Based on the New York Times article below (also distributed by the ASCD Smart Brief), a new study from the Kaiser Family Foundation found that children ages 8 to 18 spend more than seven and a half hours per day using a smart phone, computer, television or other electronic device. Additionally, because many of them are multitasking, some children are actually cramming almost 11 hours on average of media content into those seven and a half hours.
The study surveyed more than 2,000 students in grades 3 to 12 between October 2008 and May 2009. The report says that the heaviest media users are black and Hispanic youths and pre-teens (ages 11 to 14). As the article summaries: “The third in a series, the study found that young people’s media consumption grew far more in the last five years than from 1999 to 2004, as sophisticated mobile technology like iPods and smart phones brought media access into teenagers’ pockets and beds.”
When the study was conducted in 2004, media use was less than six and a half hours and authors of the survey concluded that it could not increase. Yet, not only has digital use increased, the study also found “that heavy media use is associated with several negatives, including behavior problems and lower grades.” While the study does not say whether media use causes specific problems, or whether troubled youths turn to heavy media use, here are relevant implications from the report:
• “47 percent of the heaviest media users — those who consumed at least 16 hours a day — had mostly C’s or lower, compared with 23 percent of those who typically consumed media three hours a day or less.

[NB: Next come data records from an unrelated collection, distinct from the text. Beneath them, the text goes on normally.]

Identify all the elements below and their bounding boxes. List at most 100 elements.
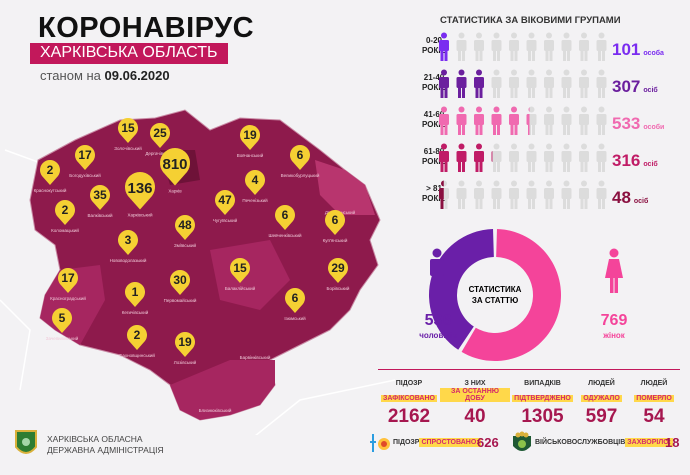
military-emblem-icon <box>513 431 531 451</box>
district-marker[interactable]: 47 Чугуївський <box>213 190 238 223</box>
district-marker[interactable]: 29 Борівський <box>327 258 350 291</box>
district-name: Красноградський <box>50 295 86 301</box>
district-marker[interactable]: 30 Первомайський <box>164 270 197 303</box>
district-name: Куп'янський <box>323 237 348 243</box>
district-marker[interactable]: 19 Лозівський <box>174 332 197 365</box>
district-marker[interactable]: 15 Золочівський <box>114 118 142 151</box>
district-marker[interactable]: 3 Нововодолазький <box>110 229 147 263</box>
person-icon <box>509 69 519 98</box>
stat-value: 2162 <box>387 406 431 427</box>
person-icon <box>544 143 554 172</box>
district-marker[interactable]: 6 Куп'янський <box>323 210 348 243</box>
district-name: Кегичівський <box>122 309 149 315</box>
district-marker[interactable]: 6 Шевченківський <box>268 205 302 238</box>
district-cases: 19 <box>178 335 192 349</box>
age-count: 101 <box>612 40 641 59</box>
district-name: Первомайський <box>164 297 197 303</box>
person-icon <box>474 143 484 172</box>
person-icon <box>579 143 589 172</box>
military-value: 18 <box>665 435 680 450</box>
age-range: 61-80 <box>423 147 445 156</box>
stat-label: ЛЮДЕЙ <box>588 380 615 387</box>
region-banner: ХАРКІВСЬКА ОБЛАСТЬ <box>30 43 228 64</box>
stat-value: 40 <box>464 406 486 427</box>
district-cases: 6 <box>292 291 299 305</box>
district-marker[interactable]: 810 Харків <box>159 148 190 194</box>
district-marker[interactable]: Близнюківський <box>199 407 232 413</box>
stat-value: 597 <box>585 406 618 427</box>
person-icon <box>456 69 467 98</box>
person-icon <box>561 69 572 98</box>
person-icon <box>509 32 519 61</box>
district-marker[interactable]: 19 Вовчанський <box>237 125 264 158</box>
district-marker[interactable]: Барвінківський <box>240 354 271 360</box>
district-cases: 1 <box>132 285 139 299</box>
person-icon <box>544 106 554 135</box>
district-marker[interactable]: 4 Печенізький <box>242 170 268 203</box>
district-marker[interactable]: 25 Дергачівський <box>145 123 175 156</box>
district-name: Валківський <box>87 212 113 218</box>
district-cases: 4 <box>252 173 259 187</box>
person-icon <box>526 106 537 135</box>
stat-highlight: ЗАФІКСОВАНО <box>381 395 437 402</box>
person-icon <box>561 180 572 209</box>
district-marker[interactable]: 35 Валківський <box>87 185 113 218</box>
stat-block: ЛЮДЕЙ ОДУЖАЛО 597 <box>575 380 628 428</box>
district-marker[interactable]: 6 Ізюмський <box>284 287 306 321</box>
refuted-value: 626 <box>477 435 499 450</box>
map-pin-icon <box>285 287 305 313</box>
district-cases: 17 <box>61 271 75 285</box>
person-icon <box>439 180 449 209</box>
district-cases: 35 <box>93 188 107 202</box>
district-marker[interactable]: 2 Краснокутський <box>34 160 67 193</box>
person-icon <box>456 32 467 61</box>
district-cases: 136 <box>127 180 152 197</box>
district-marker[interactable]: 5 Зачепилівський <box>46 308 79 341</box>
district-marker[interactable]: 6 Великобурлуцький <box>281 145 320 178</box>
map-pin-icon <box>175 332 195 357</box>
person-icon <box>579 69 589 98</box>
district-cases: 48 <box>178 218 192 232</box>
district-marker[interactable]: 1 Кегичівський <box>122 282 149 315</box>
refuted-label: ПІДОЗР <box>393 439 420 446</box>
stat-block: ПІДОЗР ЗАФІКСОВАНО 2162 <box>378 380 440 428</box>
district-marker[interactable]: 48 Зміївський <box>174 215 196 248</box>
district-marker[interactable]: 136 Харківський <box>125 172 155 218</box>
map-pin-icon <box>328 258 348 283</box>
person-icon <box>526 69 537 98</box>
age-stats-title: СТАТИСТИКА ЗА ВІКОВИМИ ГРУПАМИ <box>440 15 621 26</box>
person-icon <box>561 143 572 172</box>
person-icon <box>579 180 589 209</box>
person-icon <box>596 69 607 98</box>
person-icon <box>596 143 607 172</box>
map-pin-icon <box>174 215 195 240</box>
district-name: Золочівський <box>114 145 142 151</box>
age-group-label: 61-80 РОКІВ <box>422 147 446 167</box>
person-icon <box>596 106 607 135</box>
stat-label: ЛЮДЕЙ <box>640 380 668 387</box>
district-name: Барвінківський <box>240 354 271 360</box>
district-marker[interactable]: 15 Балаклійський <box>225 257 256 291</box>
district-cases: 47 <box>218 193 232 207</box>
oblast-coat-of-arms <box>15 430 37 454</box>
district-marker[interactable]: 2 Сахновщинський <box>119 324 155 358</box>
district-cases: 2 <box>134 328 141 342</box>
stat-block: З НИХ ЗА ОСТАННЮ ДОБУ 40 <box>440 380 510 428</box>
district-marker[interactable]: 17 Богодухівський <box>69 144 101 178</box>
district-name: Дергачівський <box>145 150 175 156</box>
age-range: 41-60 <box>423 110 445 119</box>
district-cases: 2 <box>62 203 69 217</box>
date-line: станом на 09.06.2020 <box>40 68 170 83</box>
person-icon <box>509 106 519 135</box>
person-icon <box>561 106 572 135</box>
district-marker[interactable]: 17 Красноградський <box>50 267 86 301</box>
age-group-value: 316 осіб <box>612 151 658 171</box>
district-name: Печенізький <box>242 197 268 203</box>
stat-highlight: ОДУЖАЛО <box>581 395 622 402</box>
district-marker[interactable]: 2 Коломацький <box>51 200 79 233</box>
age-icon-row <box>439 143 607 172</box>
district-name: Зміївський <box>174 242 196 248</box>
map-pin-icon <box>289 145 311 170</box>
female-icon <box>605 248 623 293</box>
divider <box>378 369 680 370</box>
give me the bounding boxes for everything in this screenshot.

• The heaviest media users were also more likely than the lightest users to report that they were bored or sad, or that they got into trouble, did not get along well with their parents and were not happy at school.
• Other studies have established a link between screen time and obesity.”
For better or worse, technology is the way students communicate today. Our students are now living their lives on the electronic network, posting their photos, revealing their desires, making their friends, defining their identities. Stacey DeWitt on her Connect with Kids website writes, “Along with its benefits, the online world brings plagiarism and cheating, bullying, ‘sexting,’ cyberbullying and exposure kids have never had at such a young age.” Baroness Susan Greenfield, Oxford Professor of neuroscience and the Director of the Royal Institute, argues that “electronic media, especially social networking sites, are replacing children’s deep cognitive skills with short-term sensory ones,” thereby trivializing their notion of real friendship and community. Like so many things, perhaps technology is neither intrinsically good nor bad. It all depends on how students use it. So, here are logical questions:
What are constructive alternatives educators and parents can offer students? One alternative is building pen pal relationships with their peers in other parts of the world. Some children, particularly in poorer countries, are discovering for the first time the power of the web to connect human beings all over the globe for the purpose of conversation, collaboration and yes, friendship.
How can we help students navigate a brand new world built on the healthy craving for connection and keep students interested in reading books?
How can we accurately and effectively warn students about the perils of self-revelation and over-reliance on social media?
The New York Times
January 20, 2010
If Your Kids Are Awake, They’re Probably Online
By TAMAR LEWIN
The average young American now spends practically every waking minute — except for the time in school — using a smart phone, computer, television or other electronic device, according to a new study from the Kaiser Family Foundation.
Those ages 8 to 18 spend more than seven and a half hours a day with such devices, compared with less than six and a half hours five years ago, when the study was last conducted. And that does not count the hour and a half that youths spend texting, or the half-hour they talk on their cellphones.
And because so many of them are multitasking — say, surfing the Internet while listening to music — they pack on average nearly 11 hours of media content into that seven and a half hours.
“I feel like my days would be boring without it,” said Francisco Sepulveda, a 14-year-old Bronx eighth grader who uses his smart phone to surf the Web, watch videos, listen to music — and send or receive about 500 texts a day.